Qatar Insurance Company lifted the Gulf state’s stock market to an all-time high on Tuesday after winning a large contract to provide services to the nation’s new main international airport.
Most other markets in the region also advanced. Dubai led gains as it recovered from a sharp drop earlier this week.
Shares in Qatar Insurance Co rose their daily limit of 10 % after Qatar Civil Aviation Authority said the company would provide insurance services for the newly opened Hamad International Airport for a value of QR 45.97 bln (USD 12.63 bln).
The stock was the main support for the Doha benchmark , which climbed 0.8 % to a new all-time closing high of 13,175 points, breaking through resistance at the 2005 intra-day peak of 13,069 points.
Most Doha-listed stocks rose ahead Index compiler MSCI’s Wednesday announcement on which companies from Qatar and the United Arab Emirates it will add to its emerging market index.
The changes will take effect at the end of May, almost a year after MSCI said it would upgrade both countries to emerging market status.
That decision has helped the Dubai, Abu Dhabi and Qatar bourses subsequently outperform other Gulf markets.
“Clearly, there is continuing investor positioning ahead of the MSCI upgrade,” said Akber Khan, director of asset management at Qatar’s Al Rayan Investment. “We expect that inflows will be greater than the outflows.”
Stocks from the UAE and Qatar are currently included in MSCI’s frontier market index and the upgrade is expected to attract more foreign investment. Exchange data shows large inflows of foreign funds have already taken place.
UAE, SAUDI
Dubai’s bourse rose 2.2 %, further recovering from Sunday’s 3.1-% decline.
Emaar Properties, up 3 %, was the main support, along with builder Arabtec Holding whose shares surged 11.7 % and topped daily turnover.
Arabtec reported a 121-% jump in first-quarter net profit last week, although some analysts said that may not be enough to justify its current multiples which are significantly higher than those of regional and global peers.

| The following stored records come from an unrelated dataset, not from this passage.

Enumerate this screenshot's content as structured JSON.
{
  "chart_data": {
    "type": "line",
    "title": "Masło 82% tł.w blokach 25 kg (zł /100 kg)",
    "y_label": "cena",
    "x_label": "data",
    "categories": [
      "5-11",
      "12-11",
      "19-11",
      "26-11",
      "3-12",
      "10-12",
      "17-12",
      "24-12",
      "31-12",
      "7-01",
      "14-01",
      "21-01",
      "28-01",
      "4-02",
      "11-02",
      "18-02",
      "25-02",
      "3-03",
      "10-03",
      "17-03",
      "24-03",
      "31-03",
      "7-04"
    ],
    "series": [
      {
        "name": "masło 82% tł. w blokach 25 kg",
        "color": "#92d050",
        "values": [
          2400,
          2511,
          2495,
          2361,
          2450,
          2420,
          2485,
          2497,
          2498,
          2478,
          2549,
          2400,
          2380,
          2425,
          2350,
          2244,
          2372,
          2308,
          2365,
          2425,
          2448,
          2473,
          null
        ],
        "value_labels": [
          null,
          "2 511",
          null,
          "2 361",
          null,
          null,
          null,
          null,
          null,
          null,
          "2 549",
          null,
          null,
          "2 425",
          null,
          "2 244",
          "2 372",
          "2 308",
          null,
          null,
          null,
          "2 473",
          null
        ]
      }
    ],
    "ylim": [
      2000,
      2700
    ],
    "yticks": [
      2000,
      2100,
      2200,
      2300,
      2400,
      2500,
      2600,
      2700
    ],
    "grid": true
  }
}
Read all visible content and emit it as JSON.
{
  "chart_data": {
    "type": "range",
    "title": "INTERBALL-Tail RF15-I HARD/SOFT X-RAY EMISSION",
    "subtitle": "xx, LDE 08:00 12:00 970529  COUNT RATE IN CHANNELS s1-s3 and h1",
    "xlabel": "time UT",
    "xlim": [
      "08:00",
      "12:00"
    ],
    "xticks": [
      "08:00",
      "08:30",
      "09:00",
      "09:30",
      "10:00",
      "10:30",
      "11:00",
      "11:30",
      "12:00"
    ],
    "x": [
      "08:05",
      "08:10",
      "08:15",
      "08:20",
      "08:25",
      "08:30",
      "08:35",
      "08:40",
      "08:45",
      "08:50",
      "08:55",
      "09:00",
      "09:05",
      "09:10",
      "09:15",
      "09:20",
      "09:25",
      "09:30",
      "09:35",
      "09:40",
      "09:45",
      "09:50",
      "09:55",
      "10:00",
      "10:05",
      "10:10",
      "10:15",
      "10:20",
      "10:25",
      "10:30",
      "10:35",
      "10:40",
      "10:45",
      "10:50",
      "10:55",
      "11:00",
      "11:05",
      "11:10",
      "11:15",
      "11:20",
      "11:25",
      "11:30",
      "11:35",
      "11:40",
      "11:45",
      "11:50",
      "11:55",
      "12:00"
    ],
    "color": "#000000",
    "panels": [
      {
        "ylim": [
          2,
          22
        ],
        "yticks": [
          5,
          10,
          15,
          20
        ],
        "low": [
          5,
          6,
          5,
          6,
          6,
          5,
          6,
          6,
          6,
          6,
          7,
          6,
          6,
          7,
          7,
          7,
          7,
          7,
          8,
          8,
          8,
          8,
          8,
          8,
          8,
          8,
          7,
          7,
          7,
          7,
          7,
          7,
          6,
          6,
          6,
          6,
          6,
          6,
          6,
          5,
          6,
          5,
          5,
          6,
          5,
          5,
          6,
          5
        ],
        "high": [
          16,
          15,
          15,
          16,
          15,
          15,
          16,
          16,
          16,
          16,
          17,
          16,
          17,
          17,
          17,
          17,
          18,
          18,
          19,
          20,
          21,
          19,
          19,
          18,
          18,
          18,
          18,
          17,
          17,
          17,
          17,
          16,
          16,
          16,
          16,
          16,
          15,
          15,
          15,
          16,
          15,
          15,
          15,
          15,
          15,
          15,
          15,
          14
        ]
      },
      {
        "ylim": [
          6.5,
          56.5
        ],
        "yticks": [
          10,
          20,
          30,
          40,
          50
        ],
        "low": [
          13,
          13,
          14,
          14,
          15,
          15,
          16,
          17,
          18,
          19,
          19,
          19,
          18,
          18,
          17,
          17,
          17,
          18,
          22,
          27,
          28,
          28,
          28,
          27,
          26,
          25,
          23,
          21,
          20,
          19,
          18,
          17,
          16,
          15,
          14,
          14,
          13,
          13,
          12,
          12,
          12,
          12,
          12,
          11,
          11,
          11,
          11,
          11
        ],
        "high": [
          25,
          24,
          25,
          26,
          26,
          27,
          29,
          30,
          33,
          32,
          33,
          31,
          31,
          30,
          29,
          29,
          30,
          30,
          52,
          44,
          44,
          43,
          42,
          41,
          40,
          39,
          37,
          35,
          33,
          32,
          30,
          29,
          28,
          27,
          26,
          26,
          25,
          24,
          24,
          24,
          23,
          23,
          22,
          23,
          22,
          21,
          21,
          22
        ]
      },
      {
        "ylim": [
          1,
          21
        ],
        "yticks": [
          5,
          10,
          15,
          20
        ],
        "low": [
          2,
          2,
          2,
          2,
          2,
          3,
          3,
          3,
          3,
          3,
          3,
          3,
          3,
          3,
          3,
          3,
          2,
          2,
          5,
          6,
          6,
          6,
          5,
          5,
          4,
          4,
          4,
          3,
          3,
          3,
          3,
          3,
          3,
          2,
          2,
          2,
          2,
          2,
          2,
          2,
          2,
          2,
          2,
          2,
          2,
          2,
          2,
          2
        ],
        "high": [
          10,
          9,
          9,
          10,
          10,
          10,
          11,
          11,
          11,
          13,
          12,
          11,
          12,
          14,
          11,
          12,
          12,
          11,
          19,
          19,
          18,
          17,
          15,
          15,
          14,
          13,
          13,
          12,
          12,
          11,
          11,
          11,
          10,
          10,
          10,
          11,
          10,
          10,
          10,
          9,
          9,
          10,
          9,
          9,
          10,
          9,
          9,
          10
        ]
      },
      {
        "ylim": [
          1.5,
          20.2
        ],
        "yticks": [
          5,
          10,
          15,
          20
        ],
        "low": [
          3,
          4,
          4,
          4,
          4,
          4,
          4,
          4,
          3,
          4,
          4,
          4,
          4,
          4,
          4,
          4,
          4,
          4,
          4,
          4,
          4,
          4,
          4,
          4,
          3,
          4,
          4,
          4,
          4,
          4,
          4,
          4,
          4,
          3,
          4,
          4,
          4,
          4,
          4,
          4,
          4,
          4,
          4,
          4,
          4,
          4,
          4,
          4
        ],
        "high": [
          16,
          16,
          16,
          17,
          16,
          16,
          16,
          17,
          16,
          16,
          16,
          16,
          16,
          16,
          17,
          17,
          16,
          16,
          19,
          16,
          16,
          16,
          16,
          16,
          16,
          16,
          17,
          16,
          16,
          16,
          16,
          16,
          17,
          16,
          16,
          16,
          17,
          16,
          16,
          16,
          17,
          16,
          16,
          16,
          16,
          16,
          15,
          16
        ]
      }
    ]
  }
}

The contractor, which branched out this year into development with a USD 40 bln project in Egypt, trades at a trailing price-to-earnings ratio of 62, while other builders and developers in the Gulf have multiples between 20 and 26.
Abu Dhabi’s bourse rose 0.6 %. Telecom operator Etisalat climbed 1.8 percent and developer Aldar , which this week said its first-quarter profit nearly tripled, gained 2.2 %.
Saudi Arabia’s bourse added 0.4 %. Saudi Basic Industries (SABIC) and Al-Rajhi Bank were the main supports, up 1.1 and 0.7 % respectively.